Certamente c’è la morte (o, piuttosto, le morti) tra i nuclei narrativi e le immagini più ricorrenti nell’opera di Miklós Radnóti ed è essa a legare tematicamente le poesie raccolte nel volume e la prosa di Il mese dei gemelli, che si conclude nei versi: «Morto è già il petalo che volteggia / quando inizia la caduta? / Oppure muore quando tocca terra?» (p. 50).

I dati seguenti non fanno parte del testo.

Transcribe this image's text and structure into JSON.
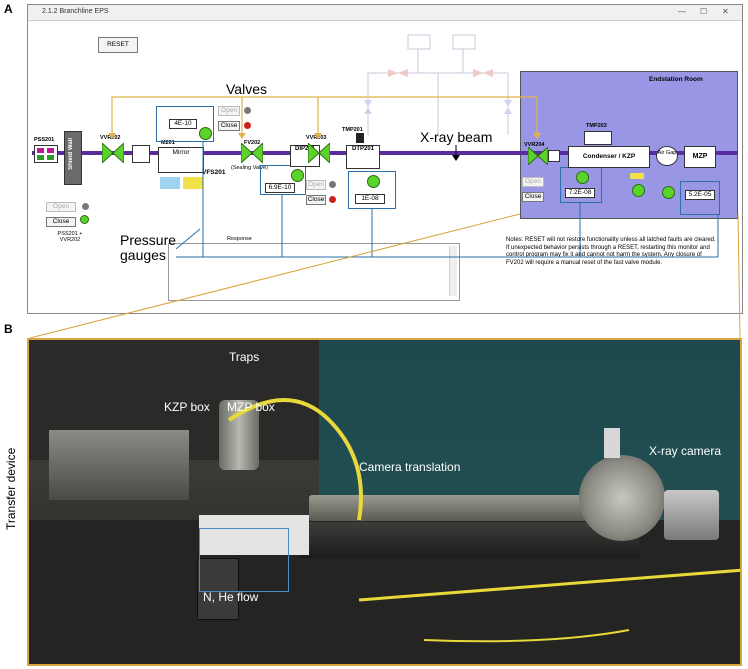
{
  "panel_labels": {
    "a": "A",
    "b": "B"
  },
  "window": {
    "title": "2.1.2 Branchline EPS",
    "controls": [
      "—",
      "☐",
      "✕"
    ]
  },
  "reset_button": "RESET",
  "annotations": {
    "valves": "Valves",
    "xray_beam": "X-ray beam",
    "pressure_gauges_line1": "Pressure",
    "pressure_gauges_line2": "gauges",
    "endstation_room": "Endstation Room"
  },
  "components": {
    "pss201": "PSS201",
    "shield_wall": "Shield Wall",
    "vvr202": "VVR202",
    "m201": "M201",
    "mirror": "Mirror",
    "fv202": "FV202",
    "sealing_valve": "(Sealing Valve)",
    "vfs201": "VFS201",
    "dip201": "DIP201",
    "vvr203": "VVR203",
    "tmp201": "TMP201",
    "dtp201": "DTP201",
    "vvr204": "VVR204",
    "tmp203": "TMP203",
    "condenser_kzp": "Condenser / KZP",
    "air_gap": "Air Gap",
    "mzp": "MZP",
    "pss_vvr_label": "PSS201 + VVR202",
    "response": "Response"
  },
  "buttons": {
    "open": "Open",
    "close": "Close"
  },
  "readouts": {
    "mirror_gauge": "4E-10",
    "fv202_gauge": "6.9E-10",
    "dtp201_gauge": "1E-08",
    "endstation_gauge": "7.2E-08",
    "mzp_gauge": "5.2E-05"
  },
  "notes": "Notes: RESET will not restore functionality unless all latched faults are cleared. If unexpected behavior persists through a RESET, restarting this monitor and control program may fix it and cannot not harm the system. Any closure of FV202 will require a manual reset of the fast valve module.",
  "photo_labels": {
    "transfer_device": "Transfer device",
    "traps": "Traps",
    "kzp_box": "KZP box",
    "mzp_box": "MZP box",
    "camera_translation": "Camera translation",
    "xray_camera": "X-ray camera",
    "n_he_flow": "N, He flow"
  },
  "colors": {
    "beamline": "#5b2c9e",
    "valve_green": "#5ad42a",
    "endstation": "#9a96e6",
    "gauge_blue": "#2a6fa8",
    "annotation_line": "#e2b24a",
    "photo_border": "#d9a53f"
  }
}
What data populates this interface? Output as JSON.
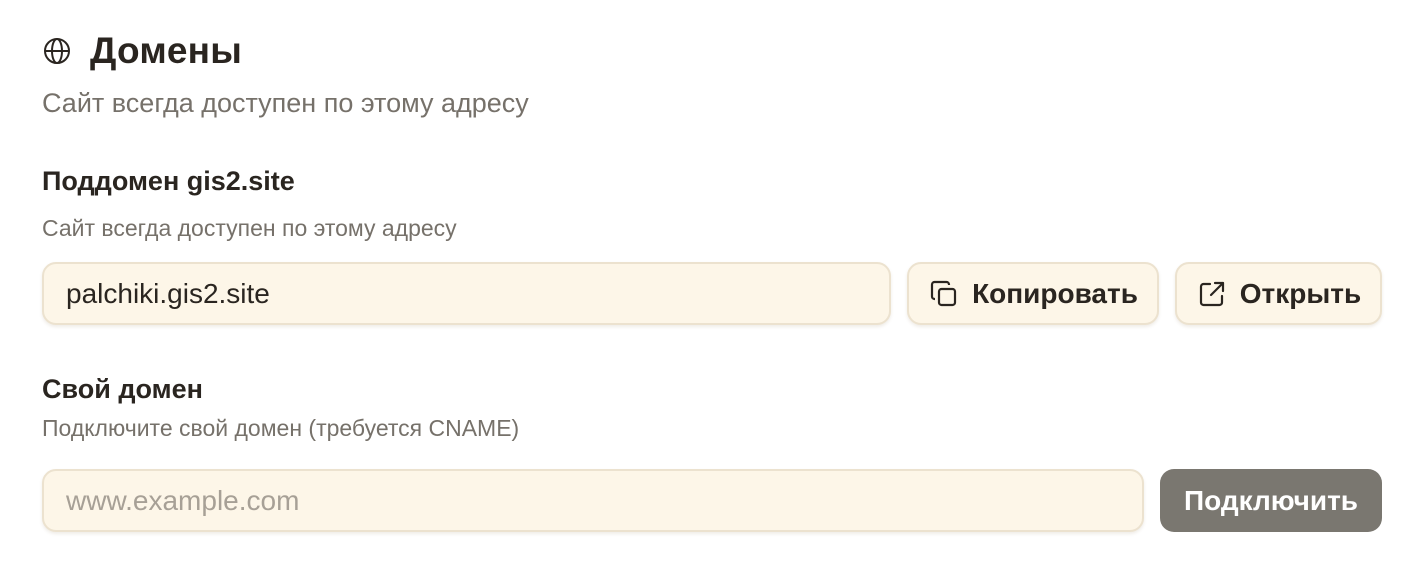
{
  "domains": {
    "title": "Домены",
    "subtitle": "Сайт всегда доступен по этому адресу",
    "icon": "globe-icon"
  },
  "subdomain": {
    "title": "Поддомен gis2.site",
    "hint": "Сайт всегда доступен по этому адресу",
    "value": "palchiki.gis2.site",
    "copy_label": "Копировать",
    "copy_icon": "copy-icon",
    "open_label": "Открыть",
    "open_icon": "external-link-icon"
  },
  "custom_domain": {
    "title": "Свой домен",
    "hint": "Подключите свой домен (требуется CNAME)",
    "placeholder": "www.example.com",
    "value": "",
    "connect_label": "Подключить"
  },
  "colors": {
    "input_background": "#fdf6e8",
    "input_border": "#ece2cf",
    "muted_text": "#76716a",
    "connect_button": "#7a7770"
  }
}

Il volume si inserisce nella collana «Mansarda» della casa editrice, curata da Anita Vuco – esperta dell’opera di Danilo Kiš (autore non a caso di un’opera omonima: Mansarda, 1962) — e dedicata alla «bibliodiversità» (p. 93), attraverso la quale la curatrice intende dare il giusto spazio a quelle letterature ancora poco note del panorama europeo e ingiustamente ritenute minori. Il fatto che la collana si apra proprio con questo volume — per proseguire poi con il croato Zoran Žmirić e un altro ungherese, Ferenc Molnár — non pare casuale, visto l’impegno di Kiš nei confronti della cultura ungherese e della poetica dello stesso Miklós Radnóti.